Le dernier bailli de Nyon, Charles Victor de Bonstetten, écrit dans ses mémoires :

L’antique château de Nyon, avec ses vieilles tours qui de tous les côtés regardent la plus brillante nature, semblait le douzième siècle venu pour contempler le dix-huitième

Sa maison était plutôt bien située. Et puis, la vue est franchement pas moche. Avec sa réputation de « meilleurs des baillis », Charles Victor de Bonstetten fut le dernier à tenir ce rôle, la Révolution venant tout chambouler. L’homme des Lumières, le défenseur de la liberté de la presse, luttant contre la politique du secret, reste encore un peu à Nyon, en donnant son nom à l’une des plus belles terrasses de la ville.

Les macarons du Petit Conseil

Nouvel an 1719. Le Petit Conseil genevois a passé une commande modeste au traiteur Roman : des truites, des langues de boeuf et de mouton, des biscuits et des macarons. Le repas n’est pas fastueux, mais les mets sont tout de même choisis avec soin.
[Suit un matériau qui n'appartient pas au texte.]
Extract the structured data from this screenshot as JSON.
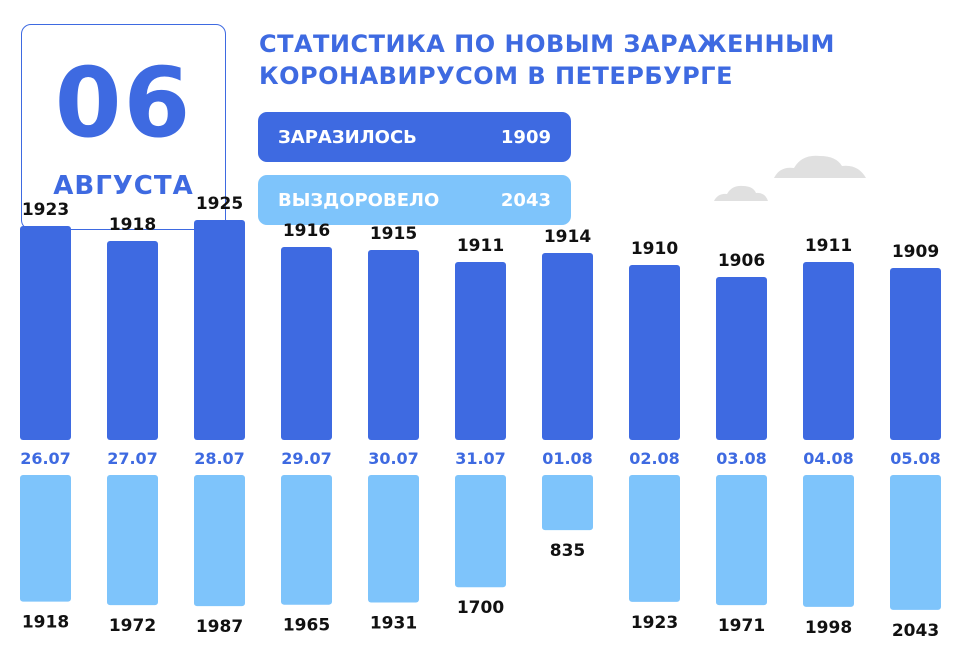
{
  "date": {
    "day": "06",
    "month": "АВГУСТА"
  },
  "title": "Статистика по новым зараженным коронавирусом в Петербурге",
  "summary": {
    "infected_label": "ЗАРАЗИЛОСЬ",
    "infected_value": "1909",
    "recovered_label": "ВЫЗДОРОВЕЛО",
    "recovered_value": "2043"
  },
  "colors": {
    "infected": "#3e6ae1",
    "recovered": "#7ec4fb",
    "cloud": "#e0e0e0"
  },
  "chart_data": {
    "type": "bar",
    "categories": [
      "26.07",
      "27.07",
      "28.07",
      "29.07",
      "30.07",
      "31.07",
      "01.08",
      "02.08",
      "03.08",
      "04.08",
      "05.08"
    ],
    "series": [
      {
        "name": "ЗАРАЗИЛОСЬ",
        "values": [
          1923,
          1918,
          1925,
          1916,
          1915,
          1911,
          1914,
          1910,
          1906,
          1911,
          1909
        ]
      },
      {
        "name": "ВЫЗДОРОВЕЛО",
        "values": [
          1918,
          1972,
          1987,
          1965,
          1931,
          1700,
          835,
          1923,
          1971,
          1998,
          2043
        ]
      }
    ]
  }
}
Les vingt-cinq membres du Petit Conseil, à la fois organe exécutif de la République de Genève, autorité administrative et instance judiciaire, sont tous issus de grandes familles patriciennes et influentes… Ce ne sont vraiment pas des clients à se mettre à dos.

Le choix du dessert n’est donc pas anodin : les petits biscuits ronds siègeront sur la table du Petit Conseil, comme ils ont siégé sur celle des plus grandes fêtes, réceptions ecclésiastiques d’antan ou grands mariages princiers.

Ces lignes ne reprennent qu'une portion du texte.